All things considered, Council of Fashion Designers of America president Steven Kolb should be personally thanking Christian Siriano — who presented his 10th anniversary collection on Feb. 10 — for revitalizing a roster of mostly fine but generally forgettable collections in this year’s New York Fashion Week.
It’s easy to feel jaded about NYFW in its current form. Several designers have left for other cities, industry turnover and turmoil are rampant, and the existential dread of it all is draining — a feeling not placated when usually reliable designers release disappointing collections. Siriano’s show at the gilded Grand Lodge in New York City, however, offered a take on the new American aristocracy that fused the best of the past with the most promising parts of the future.
The casting, for example, maintained the new standard for diversity and inclusion for which Siriano might be credited with trailblazing. In addition to the tallest and thinnest across races, Siriano cast powerhouses like Ashley Graham (who opened the show), gender nonconforming breakout star Avie Acosta, Danielle Brooks of Orange Is the New Black and Selma Blair, both of whom received applause for what were exceptionally fierce walks.
Speaking of celebrities, Siriano’s used to having a stacked front row of stars who gush about how much they adore him both as a designer and a person. This season, Laverne Cox cheered on Brooks while Meg Ryan chatted up Molly Shannon, who was seated next to Cardi B. Whoopi Goldberg — whose fashion week appearances this season have been a delight — also sat in the front row.
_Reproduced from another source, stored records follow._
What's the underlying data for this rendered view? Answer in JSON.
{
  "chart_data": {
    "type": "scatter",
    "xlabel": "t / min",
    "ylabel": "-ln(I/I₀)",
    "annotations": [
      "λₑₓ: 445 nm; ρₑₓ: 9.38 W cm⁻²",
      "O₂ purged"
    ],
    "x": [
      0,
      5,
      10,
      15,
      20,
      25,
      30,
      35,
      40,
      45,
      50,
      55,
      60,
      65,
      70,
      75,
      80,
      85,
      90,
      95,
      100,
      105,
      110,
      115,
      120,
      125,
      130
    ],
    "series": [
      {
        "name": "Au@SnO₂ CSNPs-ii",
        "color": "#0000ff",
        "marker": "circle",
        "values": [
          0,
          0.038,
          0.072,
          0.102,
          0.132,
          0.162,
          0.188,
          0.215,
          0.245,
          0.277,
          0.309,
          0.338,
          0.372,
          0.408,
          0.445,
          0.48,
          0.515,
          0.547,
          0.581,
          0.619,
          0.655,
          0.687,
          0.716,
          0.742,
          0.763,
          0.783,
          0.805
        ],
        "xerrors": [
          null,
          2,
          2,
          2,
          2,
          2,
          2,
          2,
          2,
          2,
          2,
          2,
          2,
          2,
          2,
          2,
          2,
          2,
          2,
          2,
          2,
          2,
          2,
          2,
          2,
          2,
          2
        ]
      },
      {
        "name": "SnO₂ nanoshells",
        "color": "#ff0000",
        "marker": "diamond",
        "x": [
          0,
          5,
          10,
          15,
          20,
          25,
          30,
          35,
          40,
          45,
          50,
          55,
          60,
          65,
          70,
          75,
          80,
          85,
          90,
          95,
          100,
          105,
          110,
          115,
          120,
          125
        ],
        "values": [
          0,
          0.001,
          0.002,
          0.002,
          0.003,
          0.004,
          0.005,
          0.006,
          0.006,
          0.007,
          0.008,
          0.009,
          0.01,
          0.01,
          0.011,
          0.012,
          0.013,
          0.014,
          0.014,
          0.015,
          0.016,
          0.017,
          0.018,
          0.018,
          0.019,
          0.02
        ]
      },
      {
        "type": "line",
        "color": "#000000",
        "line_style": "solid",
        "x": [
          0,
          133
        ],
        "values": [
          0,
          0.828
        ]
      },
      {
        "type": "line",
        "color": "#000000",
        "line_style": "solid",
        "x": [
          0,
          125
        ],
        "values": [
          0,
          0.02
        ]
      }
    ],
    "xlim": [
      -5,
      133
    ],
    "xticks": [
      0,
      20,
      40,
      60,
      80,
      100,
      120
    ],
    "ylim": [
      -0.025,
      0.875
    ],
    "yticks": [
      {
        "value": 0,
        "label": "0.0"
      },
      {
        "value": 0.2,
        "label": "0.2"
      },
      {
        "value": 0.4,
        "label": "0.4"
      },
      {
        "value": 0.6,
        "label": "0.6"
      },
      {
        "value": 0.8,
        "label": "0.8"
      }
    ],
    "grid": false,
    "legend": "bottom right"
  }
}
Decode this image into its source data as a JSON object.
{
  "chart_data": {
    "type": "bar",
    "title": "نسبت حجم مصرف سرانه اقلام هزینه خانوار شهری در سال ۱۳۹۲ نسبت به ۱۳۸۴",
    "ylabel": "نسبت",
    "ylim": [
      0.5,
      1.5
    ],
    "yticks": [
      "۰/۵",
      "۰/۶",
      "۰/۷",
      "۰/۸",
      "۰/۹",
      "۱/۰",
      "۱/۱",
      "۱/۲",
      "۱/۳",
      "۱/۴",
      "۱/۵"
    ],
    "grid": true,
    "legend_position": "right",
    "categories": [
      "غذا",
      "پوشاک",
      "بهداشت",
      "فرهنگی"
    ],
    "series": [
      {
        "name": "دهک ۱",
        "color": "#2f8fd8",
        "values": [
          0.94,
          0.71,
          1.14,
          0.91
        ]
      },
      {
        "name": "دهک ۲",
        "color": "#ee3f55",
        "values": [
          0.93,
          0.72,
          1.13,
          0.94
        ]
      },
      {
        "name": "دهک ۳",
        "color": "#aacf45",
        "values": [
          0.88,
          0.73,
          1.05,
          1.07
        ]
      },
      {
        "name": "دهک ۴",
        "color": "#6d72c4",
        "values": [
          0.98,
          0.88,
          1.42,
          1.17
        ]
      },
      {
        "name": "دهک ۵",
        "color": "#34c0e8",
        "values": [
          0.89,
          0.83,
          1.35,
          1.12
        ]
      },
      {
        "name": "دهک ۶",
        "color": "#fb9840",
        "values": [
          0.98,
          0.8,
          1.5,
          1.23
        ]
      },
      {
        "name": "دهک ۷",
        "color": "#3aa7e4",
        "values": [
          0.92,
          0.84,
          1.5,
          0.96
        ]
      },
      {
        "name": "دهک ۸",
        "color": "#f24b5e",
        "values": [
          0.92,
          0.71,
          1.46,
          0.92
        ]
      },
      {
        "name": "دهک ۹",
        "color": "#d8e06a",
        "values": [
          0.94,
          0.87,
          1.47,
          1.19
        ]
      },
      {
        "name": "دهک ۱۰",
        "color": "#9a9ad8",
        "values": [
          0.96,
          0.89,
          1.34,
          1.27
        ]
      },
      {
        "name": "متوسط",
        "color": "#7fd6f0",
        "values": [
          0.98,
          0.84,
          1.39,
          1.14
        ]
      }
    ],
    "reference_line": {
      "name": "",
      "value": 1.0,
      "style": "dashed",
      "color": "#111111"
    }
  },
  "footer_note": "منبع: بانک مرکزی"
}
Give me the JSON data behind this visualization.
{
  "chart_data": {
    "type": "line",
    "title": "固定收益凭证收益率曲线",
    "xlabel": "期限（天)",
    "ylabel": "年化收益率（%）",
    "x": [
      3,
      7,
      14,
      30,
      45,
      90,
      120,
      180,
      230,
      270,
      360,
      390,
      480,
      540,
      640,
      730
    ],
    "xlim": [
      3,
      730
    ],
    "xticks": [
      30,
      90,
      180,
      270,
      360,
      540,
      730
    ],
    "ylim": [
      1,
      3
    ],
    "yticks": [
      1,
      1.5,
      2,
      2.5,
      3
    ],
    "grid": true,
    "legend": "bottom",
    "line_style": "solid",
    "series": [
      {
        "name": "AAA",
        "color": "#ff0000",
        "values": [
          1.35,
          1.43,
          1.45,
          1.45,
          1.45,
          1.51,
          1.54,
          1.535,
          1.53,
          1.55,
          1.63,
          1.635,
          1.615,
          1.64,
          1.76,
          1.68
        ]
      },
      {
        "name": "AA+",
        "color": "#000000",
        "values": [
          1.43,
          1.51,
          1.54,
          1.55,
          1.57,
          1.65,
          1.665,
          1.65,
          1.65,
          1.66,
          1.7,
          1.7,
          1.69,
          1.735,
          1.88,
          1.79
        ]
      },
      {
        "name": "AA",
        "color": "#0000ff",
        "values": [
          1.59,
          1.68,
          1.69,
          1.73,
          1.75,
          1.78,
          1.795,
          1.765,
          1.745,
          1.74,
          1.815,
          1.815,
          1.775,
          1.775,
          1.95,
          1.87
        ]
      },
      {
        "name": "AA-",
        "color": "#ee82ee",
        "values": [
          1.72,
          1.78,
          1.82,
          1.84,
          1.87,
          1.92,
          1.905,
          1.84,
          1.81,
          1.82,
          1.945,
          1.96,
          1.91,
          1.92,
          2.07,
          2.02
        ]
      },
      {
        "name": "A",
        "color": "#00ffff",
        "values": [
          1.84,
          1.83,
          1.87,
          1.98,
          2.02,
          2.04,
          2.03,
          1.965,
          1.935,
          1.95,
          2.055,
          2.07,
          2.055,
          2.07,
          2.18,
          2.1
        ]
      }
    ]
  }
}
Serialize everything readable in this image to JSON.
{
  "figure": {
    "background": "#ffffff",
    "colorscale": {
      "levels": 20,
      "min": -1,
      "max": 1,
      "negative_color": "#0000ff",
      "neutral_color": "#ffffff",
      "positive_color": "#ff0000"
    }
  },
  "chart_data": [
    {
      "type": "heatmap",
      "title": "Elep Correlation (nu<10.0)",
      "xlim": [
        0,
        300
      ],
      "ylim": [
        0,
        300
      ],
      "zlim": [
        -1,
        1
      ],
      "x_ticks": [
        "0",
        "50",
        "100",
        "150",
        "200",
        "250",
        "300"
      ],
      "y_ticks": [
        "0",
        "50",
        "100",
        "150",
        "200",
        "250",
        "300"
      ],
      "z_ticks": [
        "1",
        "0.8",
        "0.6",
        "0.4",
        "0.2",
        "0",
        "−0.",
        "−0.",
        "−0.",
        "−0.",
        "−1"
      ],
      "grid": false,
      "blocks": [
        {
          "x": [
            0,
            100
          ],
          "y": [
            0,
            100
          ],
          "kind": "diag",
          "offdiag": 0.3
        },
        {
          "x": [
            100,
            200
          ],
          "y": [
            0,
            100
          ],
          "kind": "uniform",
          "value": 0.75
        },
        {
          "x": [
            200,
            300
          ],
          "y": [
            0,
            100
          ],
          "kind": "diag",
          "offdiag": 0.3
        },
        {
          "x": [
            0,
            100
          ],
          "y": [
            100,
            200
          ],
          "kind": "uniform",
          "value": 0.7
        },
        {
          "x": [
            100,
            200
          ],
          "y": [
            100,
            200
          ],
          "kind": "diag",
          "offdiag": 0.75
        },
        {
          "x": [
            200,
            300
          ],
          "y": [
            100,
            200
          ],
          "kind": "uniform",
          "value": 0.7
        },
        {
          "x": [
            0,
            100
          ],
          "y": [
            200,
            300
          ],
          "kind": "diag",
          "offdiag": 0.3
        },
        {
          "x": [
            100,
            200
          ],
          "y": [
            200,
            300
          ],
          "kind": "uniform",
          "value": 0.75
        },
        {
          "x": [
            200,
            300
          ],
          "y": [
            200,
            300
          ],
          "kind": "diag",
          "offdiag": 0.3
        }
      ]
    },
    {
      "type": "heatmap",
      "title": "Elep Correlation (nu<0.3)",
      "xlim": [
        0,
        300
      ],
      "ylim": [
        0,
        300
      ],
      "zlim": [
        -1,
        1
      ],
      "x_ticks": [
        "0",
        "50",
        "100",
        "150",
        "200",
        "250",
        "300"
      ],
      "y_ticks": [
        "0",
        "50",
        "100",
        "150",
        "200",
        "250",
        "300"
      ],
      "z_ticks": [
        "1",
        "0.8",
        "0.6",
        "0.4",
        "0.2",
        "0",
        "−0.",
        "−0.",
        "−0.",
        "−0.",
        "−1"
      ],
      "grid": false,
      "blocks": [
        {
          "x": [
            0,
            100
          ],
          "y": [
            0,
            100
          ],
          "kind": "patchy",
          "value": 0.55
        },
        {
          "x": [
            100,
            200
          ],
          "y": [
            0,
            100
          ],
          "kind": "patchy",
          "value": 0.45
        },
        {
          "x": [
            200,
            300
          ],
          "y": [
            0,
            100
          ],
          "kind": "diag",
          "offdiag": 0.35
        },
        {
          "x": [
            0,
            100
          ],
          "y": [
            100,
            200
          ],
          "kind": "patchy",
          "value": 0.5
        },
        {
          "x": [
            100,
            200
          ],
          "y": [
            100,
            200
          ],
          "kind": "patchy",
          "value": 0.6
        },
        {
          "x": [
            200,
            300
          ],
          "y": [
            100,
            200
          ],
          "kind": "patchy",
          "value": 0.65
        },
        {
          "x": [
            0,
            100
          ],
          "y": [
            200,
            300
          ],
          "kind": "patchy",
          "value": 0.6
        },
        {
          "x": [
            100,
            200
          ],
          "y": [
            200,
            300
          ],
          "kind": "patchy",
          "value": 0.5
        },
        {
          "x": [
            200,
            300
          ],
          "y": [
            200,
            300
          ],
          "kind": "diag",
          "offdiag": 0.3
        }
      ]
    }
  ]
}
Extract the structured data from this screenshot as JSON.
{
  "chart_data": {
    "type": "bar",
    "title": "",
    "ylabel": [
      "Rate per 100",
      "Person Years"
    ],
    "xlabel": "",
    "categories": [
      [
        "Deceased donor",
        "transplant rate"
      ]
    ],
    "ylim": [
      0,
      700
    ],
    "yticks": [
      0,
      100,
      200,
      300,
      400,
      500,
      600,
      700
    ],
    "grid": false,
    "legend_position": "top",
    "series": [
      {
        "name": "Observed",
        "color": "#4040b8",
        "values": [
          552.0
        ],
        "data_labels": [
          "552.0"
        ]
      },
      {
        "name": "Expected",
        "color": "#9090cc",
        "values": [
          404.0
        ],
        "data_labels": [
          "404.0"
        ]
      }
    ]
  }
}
For all those stars, Siriano offered an extraordinary collection. Inspired by late 18th century British art, according to the show notes, regality was on high: plush coats in jewel tones, rich velvet, jacquard suiting, feathered hats and headbands, and opulent crystal cage collars on evening gowns evoked the richness of European aristocracy to a modern America sorely lacking gentility.
There were, of course, the kinds of billowing silhouettes for which Siriano is known and at which he excels. Those would be enough of a statement on its own, but for safe measure, Siriano also included turtlenecks that, in theory, would seem out of place in this collection. Ultimately, the addition punctuated an indelibly strong message: Christian Siriano has solidified his position atop American design royalty.
Goldberg, who spoke with Yahoo Lifestyle, recounted her love for Siriano.
“I’ve loved it all. [Siriano] is one of my favorite people, and I feel like fashion week is turning into people’s week. There are so many different body types that made me happy.”
While a royal family may not have a place in American democracy, fashion’s newest king certainly serves symbolic value: The people can look up to Siriano and see the best of themselves.